The man, who did not wish to be named, said staff told him the only reason he got the job was because his father was a member of the board.
He said this made the atmosphere very unwelcoming after he got the job in 2008.
The worker said an assistant manager made comments about his "camp" accent and told staff not to ask him for help with IT issues, although he was the contact person for these queries.
The officer worker said he overheard conversations between board members in which one man asked if he was gay, which was followed by laughter. He said the man said: "I had better not be left alone in a room with him. I hope it's not contagious."
The office worker said he was so upset, he went to the toilet to compose himself, but was afraid to make a complaint in case he lost his job.
He said a colleague told him that he had heard another staff member refer to him as "one of them, a queer, like".
The worker said a female colleague referred to him constantly as "one of the girls", while other colleagues made insulting comments about his dress and manner. He said one colleague often made comments like "do you like taking it up the back passage?"
The worker said he was aware there were unfounded and hurtful rumours that he was in a homosexual relationship with the credit union's treasurer.
He said he felt constantly on edge at work and physically sick due to the harassment.
Although he made a complaint to management, they did not address the harassment or bullying at a meeting, he claimed.
He said they claimed he had taken a company laptop and one manager thumped the table, and threatened him with legal action.
The man said the laptop had been given to him instead of a salary increase or bonus.
He said he made a formal complaint but there was no investigation, but he got a letter to say there were not sufficient grounds to back up his grievance.

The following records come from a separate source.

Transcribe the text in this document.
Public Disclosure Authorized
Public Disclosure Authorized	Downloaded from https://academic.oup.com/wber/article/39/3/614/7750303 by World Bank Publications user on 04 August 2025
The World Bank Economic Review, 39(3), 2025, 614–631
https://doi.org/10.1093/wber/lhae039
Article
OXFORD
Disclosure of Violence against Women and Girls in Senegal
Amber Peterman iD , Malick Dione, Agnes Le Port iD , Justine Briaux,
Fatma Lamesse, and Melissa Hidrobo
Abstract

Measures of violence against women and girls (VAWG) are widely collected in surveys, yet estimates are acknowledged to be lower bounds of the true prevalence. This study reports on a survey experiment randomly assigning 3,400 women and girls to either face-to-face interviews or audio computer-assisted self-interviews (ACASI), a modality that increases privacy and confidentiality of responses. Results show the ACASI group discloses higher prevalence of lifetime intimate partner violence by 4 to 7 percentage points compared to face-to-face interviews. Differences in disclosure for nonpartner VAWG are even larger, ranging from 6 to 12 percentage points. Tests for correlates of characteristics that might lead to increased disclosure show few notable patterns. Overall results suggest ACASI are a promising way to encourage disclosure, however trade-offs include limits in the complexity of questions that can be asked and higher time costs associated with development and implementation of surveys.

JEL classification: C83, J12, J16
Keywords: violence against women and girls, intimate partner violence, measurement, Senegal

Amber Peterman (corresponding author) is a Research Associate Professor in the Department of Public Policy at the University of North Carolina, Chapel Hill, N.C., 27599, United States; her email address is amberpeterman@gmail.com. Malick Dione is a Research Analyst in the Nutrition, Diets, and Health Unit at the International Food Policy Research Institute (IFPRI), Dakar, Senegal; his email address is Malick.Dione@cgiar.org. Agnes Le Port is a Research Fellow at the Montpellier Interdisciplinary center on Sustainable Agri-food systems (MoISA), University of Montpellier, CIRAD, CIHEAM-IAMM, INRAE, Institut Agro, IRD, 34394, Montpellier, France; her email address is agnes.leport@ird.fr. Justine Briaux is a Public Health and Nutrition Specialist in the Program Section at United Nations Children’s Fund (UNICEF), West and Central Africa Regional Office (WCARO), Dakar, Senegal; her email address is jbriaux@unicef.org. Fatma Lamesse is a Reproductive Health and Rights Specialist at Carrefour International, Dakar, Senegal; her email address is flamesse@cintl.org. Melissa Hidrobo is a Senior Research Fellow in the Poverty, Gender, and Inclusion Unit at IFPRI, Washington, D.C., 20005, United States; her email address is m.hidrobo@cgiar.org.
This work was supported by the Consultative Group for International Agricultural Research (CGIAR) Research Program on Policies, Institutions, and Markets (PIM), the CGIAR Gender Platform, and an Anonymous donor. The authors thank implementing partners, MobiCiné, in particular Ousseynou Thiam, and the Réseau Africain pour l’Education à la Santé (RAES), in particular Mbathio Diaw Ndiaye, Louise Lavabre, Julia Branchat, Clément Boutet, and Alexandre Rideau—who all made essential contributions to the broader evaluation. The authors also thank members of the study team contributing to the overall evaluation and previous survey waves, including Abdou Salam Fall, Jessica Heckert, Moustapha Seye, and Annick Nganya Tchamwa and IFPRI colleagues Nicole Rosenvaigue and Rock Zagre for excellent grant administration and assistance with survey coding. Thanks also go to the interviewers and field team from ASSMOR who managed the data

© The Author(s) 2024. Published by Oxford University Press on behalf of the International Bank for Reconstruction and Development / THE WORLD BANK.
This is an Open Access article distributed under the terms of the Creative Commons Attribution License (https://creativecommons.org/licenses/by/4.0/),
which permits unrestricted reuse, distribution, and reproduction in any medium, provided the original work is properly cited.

The credit union denied that it treated him badly because of his sexuality, or that there was a homophobic atmosphere in the office.
Colleagues denied they made discriminatory comments.
An Equality Officer found that the credit union discriminated against the man as he was harassed on the grounds of his sexual orientation.
It awarded him €8,000 in respect of the discrimination, and €16,000 in respect of the victimisation he suffered.
The man's solicitor said he wished to remain anonymous during the case, and was not willing to comment because the employer still had time to appeal the result.